The votes came 11 months after a visibly agitated Clinton appeared on television to tell the nation, "I did not have sexual relations with that woman, Miss Lewinsky."

In the months since, Starr has interrogated dozens of witnesses, granted immunity to Ms. Lewinsky and was himself subjected to a brutal political assault by Clinton's defenders. Starr submitted a formal report to Congress in September outlining evidence of possibly impeachable offenses by the president.

Republicans insisted on an open-ended impeachment inquiry. Democrats, who resisted, gained five seats in the fall elections in what was widely viewed as a repudiation of GOP handling of the Lewinsky matter.

But Republicans persisted, and on a bitter party-line vote, the Judiciary Committee sent the full House four articles of impeachment largely patterned on Starr's evidence.

Moments after the final vote on the floor, Judiciary Committee Chairman Henry Hyde, R-Ill., led a somber procession across the Capitol Rotunda to the Senate, delivering the impeachment papers to officials there.

A trial will follow in January, and already Democrats are digging in.

"We cannot allow any president - Republican or Democrat - to be forced from office on a party-line vote in the House of Representatives. In America, the president serves at the will of the people, not at the pleasure of the House," said Senate Democratic Leader Tom Daschle of South Dakota.

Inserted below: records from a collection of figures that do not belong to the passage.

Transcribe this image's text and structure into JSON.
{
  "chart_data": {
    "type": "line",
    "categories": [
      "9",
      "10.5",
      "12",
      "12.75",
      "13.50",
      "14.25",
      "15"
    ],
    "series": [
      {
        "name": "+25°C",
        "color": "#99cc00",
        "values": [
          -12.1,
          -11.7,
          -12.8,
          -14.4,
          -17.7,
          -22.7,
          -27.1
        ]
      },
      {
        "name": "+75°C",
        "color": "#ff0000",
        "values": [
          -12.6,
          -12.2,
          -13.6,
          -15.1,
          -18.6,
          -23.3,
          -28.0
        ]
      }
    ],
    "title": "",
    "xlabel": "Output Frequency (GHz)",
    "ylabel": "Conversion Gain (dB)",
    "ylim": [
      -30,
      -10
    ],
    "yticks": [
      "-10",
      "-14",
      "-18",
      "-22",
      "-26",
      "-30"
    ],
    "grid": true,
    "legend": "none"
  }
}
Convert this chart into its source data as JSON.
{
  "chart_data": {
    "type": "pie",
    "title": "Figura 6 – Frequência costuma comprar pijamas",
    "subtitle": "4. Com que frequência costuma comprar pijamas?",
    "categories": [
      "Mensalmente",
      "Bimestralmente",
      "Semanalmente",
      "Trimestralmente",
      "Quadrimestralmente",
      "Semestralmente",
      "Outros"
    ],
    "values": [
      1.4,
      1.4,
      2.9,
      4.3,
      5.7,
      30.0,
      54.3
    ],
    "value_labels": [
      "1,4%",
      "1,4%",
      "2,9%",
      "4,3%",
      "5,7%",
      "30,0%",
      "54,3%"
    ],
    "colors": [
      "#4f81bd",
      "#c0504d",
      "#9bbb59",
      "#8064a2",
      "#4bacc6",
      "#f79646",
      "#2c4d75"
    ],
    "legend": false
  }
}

Democrats who voted against impeachment were united in their condemnation of Clinton's actions, but said Republicans were overreaching.

"Today is a very sad day for America," said Rep. John Lewis, D-Ga. "Today, when I got up, I wanted to cry."

But Republicans insisted the evidence showed clearly that Clinton had violated his oath, and his offenses amounted to the "high crimes and misdemeanors" that warrant impeachment.

"The rule of law, a phrase we've heard more often than not, is in real danger today if we cheapen the oath," said Hyde. "And when you have a serial violator of the oath who is the chief law enforcement officer of the United States ... you have a problem."

The Senate trial will be the first since Andrew Johnson was president. He was acquitted in 1868, when the Senate fell one vote short of the two-thirds majority needed to remove him in a proceeding that arose from the bitter residue of the Civil War.

The impeachment of Clinton arose instead from his personal behavior and his attempts to cover up the relationship with a White House intern scarcely older than his daughter.

But the political dynamics are similar in one respect - Johnson, too, was impeached on a nearly party-line vote in the House of Representatives.

The only other president subjected to serious impeachment proceedings was Richard Nixon. Unlike Clinton, he faced articles of impeachment approved by a bipartisan majority of the House Judiciary Committee. His support among congressional Republicans eroded, he quit in 1974 rather than face impeachment in the full House.

Democrats started their day at a closed-door caucus attended by Mrs. Clinton. An attorney, Mrs. Clinton recalled her own service as a young lawyer on the Judiciary Committee at the time of impeachment proceedings against Nixon, according to one source, who spoke on condition of anonymity, and thanked lawmakers for their defense of her husband.

On a more personal note, she said she loves her husband, participants said.